Ottawa’s Incomplete Major Projects List

By Don Newman

November 14, 2025

Prime Minister Mark Carney’s announcement Thursday of seven more projects to be referred to the Major Projects Office was much like his first announcement of projects in September. It was underwhelming.

It’s not easy to be underwhelming when you’re announcing projects deemed to be “nation-building,” and worth billions of dollars if they were all approved. It was underwhelming because Carney and the Liberal government again refused to bite the bullet and commit to the new pipelines proposed by the Premiers of Alberta Saskatchewan and Manitoba.

Instead, Carney and some of his ministers have been coyly floating the possibility of new pipelines but have stopped short of a commitment. A favourable decision on pipelines, or at least one of the proposed pipelines, would have not just economic implications but also political implications throughout the country.

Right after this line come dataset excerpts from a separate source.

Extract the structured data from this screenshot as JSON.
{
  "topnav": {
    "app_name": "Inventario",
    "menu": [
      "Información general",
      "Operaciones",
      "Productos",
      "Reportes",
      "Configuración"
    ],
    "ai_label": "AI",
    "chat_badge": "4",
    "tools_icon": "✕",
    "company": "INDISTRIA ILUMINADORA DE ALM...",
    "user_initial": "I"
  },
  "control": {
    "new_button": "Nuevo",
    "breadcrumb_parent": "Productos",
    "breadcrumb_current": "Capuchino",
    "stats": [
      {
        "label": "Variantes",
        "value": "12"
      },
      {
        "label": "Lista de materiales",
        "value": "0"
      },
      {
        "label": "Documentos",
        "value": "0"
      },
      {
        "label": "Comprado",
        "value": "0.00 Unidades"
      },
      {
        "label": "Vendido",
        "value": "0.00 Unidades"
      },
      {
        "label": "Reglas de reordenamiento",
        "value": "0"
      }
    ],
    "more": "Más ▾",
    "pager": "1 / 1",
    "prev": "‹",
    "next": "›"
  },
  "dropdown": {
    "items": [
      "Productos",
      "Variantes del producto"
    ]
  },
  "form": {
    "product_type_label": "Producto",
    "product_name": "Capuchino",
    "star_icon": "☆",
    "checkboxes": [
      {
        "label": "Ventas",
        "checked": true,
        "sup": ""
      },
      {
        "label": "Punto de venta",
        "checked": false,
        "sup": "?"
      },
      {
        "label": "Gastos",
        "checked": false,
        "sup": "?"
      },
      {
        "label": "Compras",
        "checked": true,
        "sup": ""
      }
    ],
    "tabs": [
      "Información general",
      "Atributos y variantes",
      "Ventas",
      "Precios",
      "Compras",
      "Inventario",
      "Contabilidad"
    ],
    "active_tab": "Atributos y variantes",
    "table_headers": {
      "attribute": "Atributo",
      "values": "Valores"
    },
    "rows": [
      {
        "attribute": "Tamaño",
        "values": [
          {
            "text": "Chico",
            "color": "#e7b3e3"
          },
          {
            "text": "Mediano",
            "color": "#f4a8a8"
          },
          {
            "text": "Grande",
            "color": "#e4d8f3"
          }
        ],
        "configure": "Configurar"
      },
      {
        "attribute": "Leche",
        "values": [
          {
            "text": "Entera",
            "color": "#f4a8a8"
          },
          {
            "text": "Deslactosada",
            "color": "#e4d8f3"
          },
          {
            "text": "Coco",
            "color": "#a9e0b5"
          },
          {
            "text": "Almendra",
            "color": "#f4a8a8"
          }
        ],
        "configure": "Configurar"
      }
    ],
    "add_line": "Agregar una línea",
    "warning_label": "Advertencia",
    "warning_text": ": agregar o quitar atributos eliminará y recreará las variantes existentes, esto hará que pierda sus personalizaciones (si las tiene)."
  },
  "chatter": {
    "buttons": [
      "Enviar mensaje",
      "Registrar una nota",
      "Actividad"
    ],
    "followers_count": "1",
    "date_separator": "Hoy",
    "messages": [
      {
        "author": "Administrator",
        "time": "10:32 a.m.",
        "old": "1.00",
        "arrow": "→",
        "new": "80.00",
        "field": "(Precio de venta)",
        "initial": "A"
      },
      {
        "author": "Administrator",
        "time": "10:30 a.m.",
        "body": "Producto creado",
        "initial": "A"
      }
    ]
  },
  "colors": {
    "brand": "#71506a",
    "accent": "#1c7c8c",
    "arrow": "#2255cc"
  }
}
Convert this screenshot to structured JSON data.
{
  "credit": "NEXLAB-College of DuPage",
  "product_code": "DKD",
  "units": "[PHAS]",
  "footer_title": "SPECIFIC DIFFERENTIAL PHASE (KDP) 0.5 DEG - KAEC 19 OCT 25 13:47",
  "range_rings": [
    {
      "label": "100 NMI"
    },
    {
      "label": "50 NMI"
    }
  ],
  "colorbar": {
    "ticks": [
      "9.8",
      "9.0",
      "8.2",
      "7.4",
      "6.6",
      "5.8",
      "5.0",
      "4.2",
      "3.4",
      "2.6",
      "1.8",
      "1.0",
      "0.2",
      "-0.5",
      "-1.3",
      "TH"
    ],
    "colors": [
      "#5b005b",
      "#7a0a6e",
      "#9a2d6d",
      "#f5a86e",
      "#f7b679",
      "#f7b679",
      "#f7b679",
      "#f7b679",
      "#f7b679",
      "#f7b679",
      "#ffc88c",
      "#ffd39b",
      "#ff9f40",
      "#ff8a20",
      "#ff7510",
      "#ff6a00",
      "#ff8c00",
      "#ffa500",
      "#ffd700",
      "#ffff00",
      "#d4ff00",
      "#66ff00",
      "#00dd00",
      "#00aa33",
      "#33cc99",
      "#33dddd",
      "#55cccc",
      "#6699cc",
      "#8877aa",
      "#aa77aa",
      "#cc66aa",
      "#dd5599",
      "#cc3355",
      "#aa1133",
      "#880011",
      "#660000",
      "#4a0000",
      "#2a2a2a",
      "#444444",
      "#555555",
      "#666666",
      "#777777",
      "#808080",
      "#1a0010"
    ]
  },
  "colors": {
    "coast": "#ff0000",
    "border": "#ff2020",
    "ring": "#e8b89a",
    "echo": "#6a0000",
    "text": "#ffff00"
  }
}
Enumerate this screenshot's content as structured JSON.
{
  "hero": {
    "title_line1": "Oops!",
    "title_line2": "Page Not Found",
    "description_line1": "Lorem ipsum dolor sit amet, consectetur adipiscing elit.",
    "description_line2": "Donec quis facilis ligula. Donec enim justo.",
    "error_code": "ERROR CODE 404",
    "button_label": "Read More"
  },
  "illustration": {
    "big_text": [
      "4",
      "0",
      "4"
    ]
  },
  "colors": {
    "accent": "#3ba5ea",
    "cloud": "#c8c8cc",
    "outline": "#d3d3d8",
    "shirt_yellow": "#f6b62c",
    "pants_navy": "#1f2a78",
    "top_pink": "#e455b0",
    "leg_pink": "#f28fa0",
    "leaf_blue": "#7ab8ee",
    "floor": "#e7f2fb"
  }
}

Three projects have been proposed by the provinces to get either oil sands bitumen oil or natural gas to each of Canada’s three coasts. An oil pipeline from Alberta to the west coast in British Columbia, an oil and perhaps natural gas pipeline to Canada ‘s north coast at the  port of Churchill on the west coast of Hudson’s Bay on the Arctic Ocean, and a revised plan for Energy East, to supply Alberta oil and natural gas to eastern Canada and export markets in Europe and beyond from St. John New Brunswick on the Atlantic Ocean.

Alberta Premier Danielle Smith has been pushing particularly hard for the west-coast pipeline. Smith has announced that her government will act as the sponsor of the pipeline if no private sector offers come forward. She has said she is confident private-sector backers will emerge as soon as a pipeline proposal is green lighted to go to the Major Projects Office. On Thursday, Smith said that she approved of Carney’s latest list and that negotiations with Ottawa on pipeline approval are ongoing.

Alberta Premier Danielle Smith has been pushing particularly hard for the west-coast pipeline.

The MPO speeds up projects deemed in the national interest by giving exemptions from some required permitting and environmental approvals and granting the go-ahead after a single assessment of the proposal. Government spokespeople claim the streamlined MPO process will cut project approval times from between five and seven years to two years.

Premier Smith is dealing with and protecting her political base from a nascent separatist movement in Alberta. The separatists are hoping for a referendum asking whether the province should remain a part of Canada. The assumption by the referendum backers is that Alberta would become part of the United States. Even the unlikely prospect of that is unsettling when U.S. President Donald Trump has been openly musing about all of Canada becoming the American 51st state.

Even if a successful referendum is unlikely, failure to move on at least one of the pipeline proposals could have serious national unity consequences. While the pipeline-opposed Justin Trudeau was prime minister, tensions between the west and Ottawa were coming to a boil. His replacement by Carney, who says Canada must build big, build better and fast has helped eased tensions. So has his repeated statement that Canada should be both a conventional and emerging-energy superpower.

Carney has also said that the Pathways carbon-capture project proposed by the big oil sands companies must be part of a pipeline strategy. The companies have been talking about a plan and identified a site for a storage facility, but the project has gone no farther.

Despite the fact that both the pipeline and Pathways face Alberta-imposed limitations, nominating both the pipeline and the Pathways project as worthy candidates for the MPO must be done soon. Any further delay will have consequences not only for the economic future of Canada, but the political future as well.

Policy Columnist Don Newman is an Officer of the Order of Canada, and a lifetime member and a past president of the Canadian Parliamentary Press Gallery.